The Serious Fraud Office requested information on allegations of bribery and corruption in Indonesia, China and other countries at the beginning of 2012.
Internal investigations then carried out by lawyers hired by Rolls-Royce identified “matters of concern” in these markets and elsewhere.
The consequence of these disclosures will be decided by the regulatory authorities, which can prosecute individuals and the company.
Rolls-Royce have stated that matters relate to intermediaries, which operate in sales and distribution, customer service and maintenance repair and overhaul. However, fraudulent behaviour by permanent Rolls-Royce employees “couldn’t be ruled out” according to a spokesperson for the company.

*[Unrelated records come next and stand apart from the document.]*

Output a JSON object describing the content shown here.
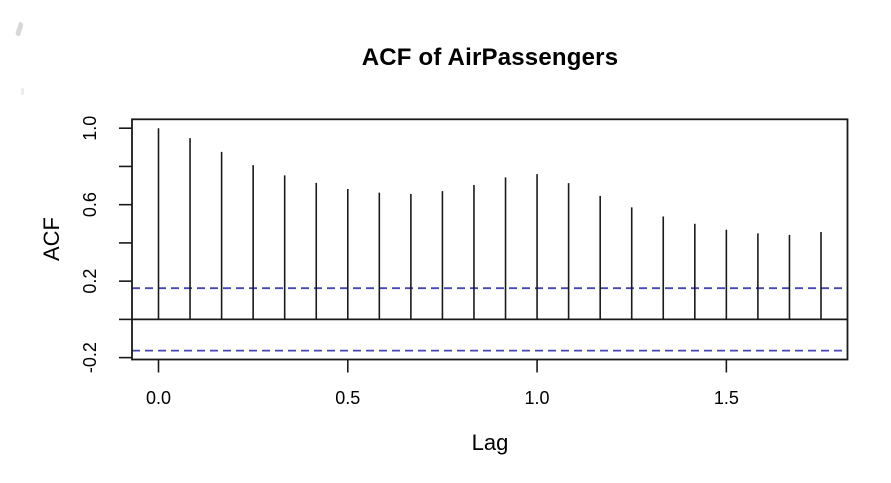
{
  "chart_data": {
    "type": "stem",
    "title": "ACF of AirPassengers",
    "xlabel": "Lag",
    "ylabel": "ACF",
    "x": [
      0.0,
      0.0833,
      0.1667,
      0.25,
      0.3333,
      0.4167,
      0.5,
      0.5833,
      0.6667,
      0.75,
      0.8333,
      0.9167,
      1.0,
      1.0833,
      1.1667,
      1.25,
      1.3333,
      1.4167,
      1.5,
      1.5833,
      1.6667,
      1.75
    ],
    "values": [
      1.0,
      0.948,
      0.876,
      0.807,
      0.753,
      0.714,
      0.682,
      0.663,
      0.656,
      0.671,
      0.703,
      0.743,
      0.76,
      0.713,
      0.646,
      0.586,
      0.538,
      0.5,
      0.469,
      0.45,
      0.442,
      0.457
    ],
    "confidence_bounds": {
      "upper": 0.1633,
      "lower": -0.1633,
      "line_style": "dashed",
      "color": "#4747b2"
    },
    "zero_line": true,
    "grid": false,
    "legend": "none",
    "xlim": [
      -0.07,
      1.82
    ],
    "ylim": [
      -0.2098,
      1.0465
    ],
    "x_ticks": {
      "values": [
        0.0,
        0.5,
        1.0,
        1.5
      ],
      "labels": [
        "0.0",
        "0.5",
        "1.0",
        "1.5"
      ]
    },
    "y_ticks": {
      "values": [
        -0.2,
        0.0,
        0.2,
        0.4,
        0.6,
        0.8,
        1.0
      ],
      "labels": [
        "-0.2",
        "",
        "0.2",
        "",
        "0.6",
        "",
        "1.0"
      ]
    },
    "colors": {
      "line": "#1a1a1a",
      "text": "#000000",
      "background": "#ffffff",
      "ci": "#4747b2"
    }
  }
}
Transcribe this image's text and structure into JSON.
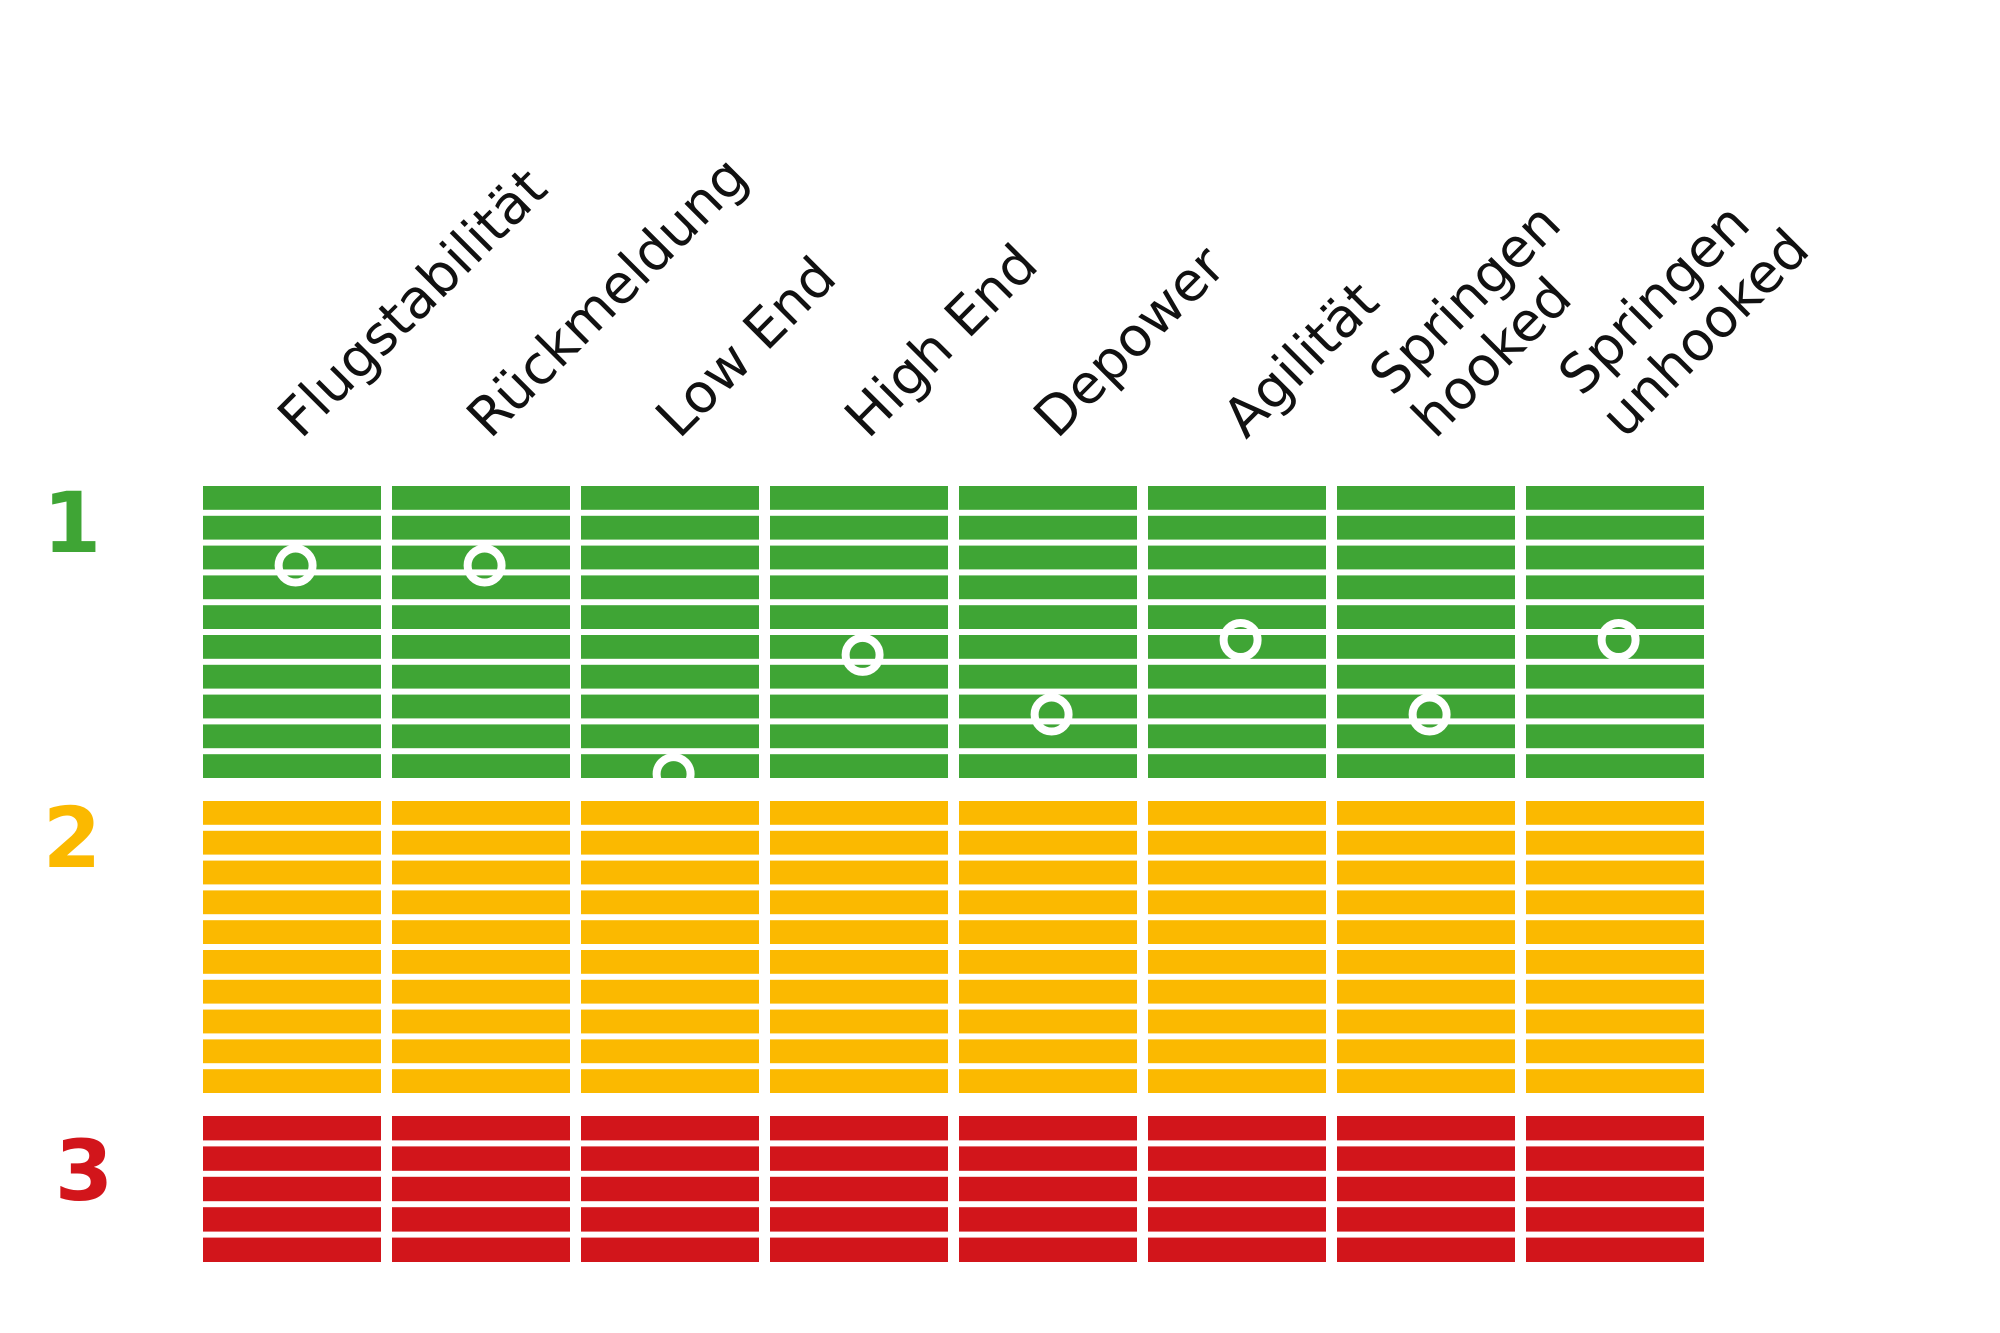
{
  "chart_data": {
    "type": "scatter",
    "title": "",
    "xlabel": "",
    "ylabel": "",
    "categories": [
      [
        "Flugstabilität"
      ],
      [
        "Rückmeldung"
      ],
      [
        "Low End"
      ],
      [
        "High End"
      ],
      [
        "Depower"
      ],
      [
        "Agilität"
      ],
      [
        "Springen",
        "hooked"
      ],
      [
        "Springen",
        "unhooked"
      ]
    ],
    "zones": [
      {
        "label": "1",
        "color": "#3FA535",
        "bars": 10
      },
      {
        "label": "2",
        "color": "#FBB900",
        "bars": 10
      },
      {
        "label": "3",
        "color": "#D2151B",
        "bars": 5
      }
    ],
    "marker_color": "#ffffff",
    "values": [
      1.2,
      1.2,
      1.9,
      1.5,
      1.7,
      1.45,
      1.7,
      1.45
    ],
    "ylim": [
      1,
      3.5
    ],
    "grid": true
  }
}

Intermediaries are common in the aerospace sector and used in territories where companies don’t have enough people on the ground or infrastructure to support it.
“I want to make it crystal clear that neither I nor the Board will tolerate improper business conduct of any sort,” said John Rishton, chief executive at Rolls-Royce. He added that the company “will take all necessary action to ensure compliance.”
Rolls-Royce is appointing a senior independent figure to review all procedures and report to the non executive ethics committee on the board.
The Serious Fraud Office will determine what happens next. They are currently refusing to comment.